Karena memerlukan memasukkan alat seperti tongkat dengan panjang 5 sampai 7 cm ke dalam vagina, test ini termasuk pemeriksaan internal. Lama tes berbeda-beda, tapi berkisar selama 30 sampai 60 menit, tapi hasilnya bisa diketahui dengan cepat. Biasanya, dokter akan merekomendasikan tes ini untuk mendeteksi kondisi apabila terdeteksi kondisi abnormal pada rahim. 

Histeroskopi

Histeroskopi adalah tes kesuburan rahim yang tekniknya tidak terlalu berbeda dengan yang tes kesuburan rahim sebelumnya, yaitu menggunakan alat berupa selang yang fleksibel dan tipis yang pada ujungnya terdapat kamera. Alat ini akan dimasukkan ke dalam rahim untuk melihat kondisi. 

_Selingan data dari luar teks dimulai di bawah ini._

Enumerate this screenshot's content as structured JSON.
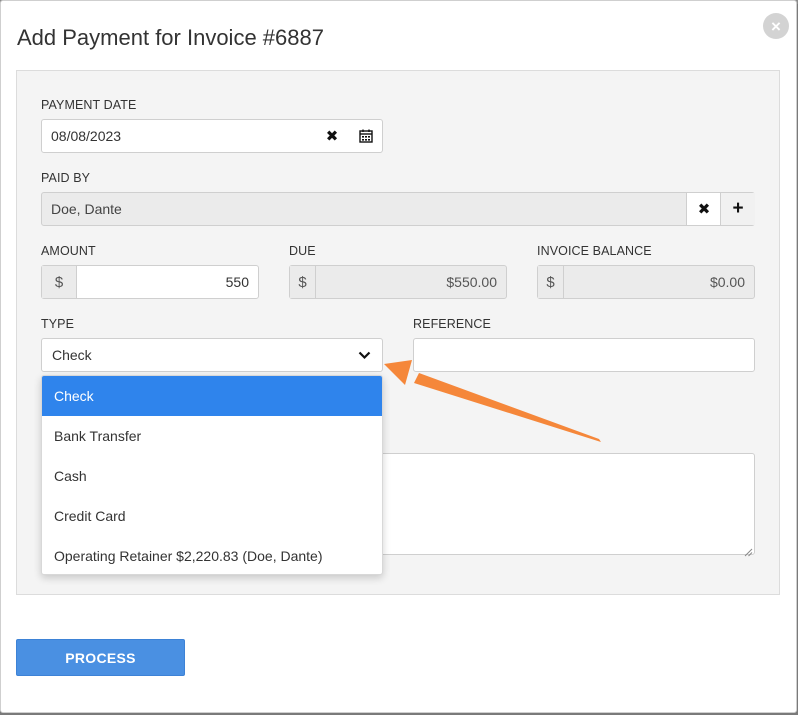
{
  "modal": {
    "title": "Add Payment for Invoice #6887",
    "close_glyph": "×"
  },
  "form": {
    "payment_date": {
      "label": "PAYMENT DATE",
      "value": "08/08/2023"
    },
    "paid_by": {
      "label": "PAID BY",
      "value": "Doe, Dante"
    },
    "amount": {
      "label": "AMOUNT",
      "prefix": "$",
      "value": "550"
    },
    "due": {
      "label": "DUE",
      "prefix": "$",
      "value": "$550.00"
    },
    "invoice_balance": {
      "label": "INVOICE BALANCE",
      "prefix": "$",
      "value": "$0.00"
    },
    "type": {
      "label": "TYPE",
      "selected": "Check",
      "options": [
        "Check",
        "Bank Transfer",
        "Cash",
        "Credit Card",
        "Operating Retainer $2,220.83 (Doe, Dante)"
      ]
    },
    "reference": {
      "label": "REFERENCE",
      "value": ""
    },
    "notes": {
      "value": ""
    }
  },
  "actions": {
    "process_label": "PROCESS"
  },
  "colors": {
    "accent": "#4a90e2",
    "selected_option": "#2f84ec",
    "annotation_arrow": "#f5873a"
  }
}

Tes ini juga bisa sekalian mengambil contoh jaringan bila diperlukan. Hal ini berguna untuk mengetahui penyebab pendarahan abnormal di rahim. Biasanya pendarahan saat menstruasi saat menstruasi. Juga, histeroskopi bisa mendeteksi adanya kelainan bentuk rahim, polip, dan fibroid.

Histerosalpingografi atau HSG

Tes kesuburan wanita yang terakhir adalah histerosalpingografi atau HSG. Untuk mengambil foto bagian dalam rahim, tuba fallopi, dan sekitarnya, HSG ini memanfaatkan rontgen. Nah, dari sinilah bisa terlihat kondisi rahim dan sekitarnya secara menyeluruh. 

Berbekal hasil HSG kemudian dokter bisa melihat apakah rahimnya normal atau tidak. Selain masalah rahim yang mungkin menghambat terjadinya pembuahan, HSG bisa jadi alat mengukur kesuburan. Selain itu, HSG menjadi salah satu cara untuk melihat penyebab terjadinya keguguran yang berulang. 

Itu dia 4 cara tes kesuburan rahim yang bisa dilakukan, terlebih jika merasa ada hal aneh yang dirasakan. Dengan begitu, semakin cepat tes dilakukan, semakin cepat juga masalah dalam tubuh diketahui dan diobati.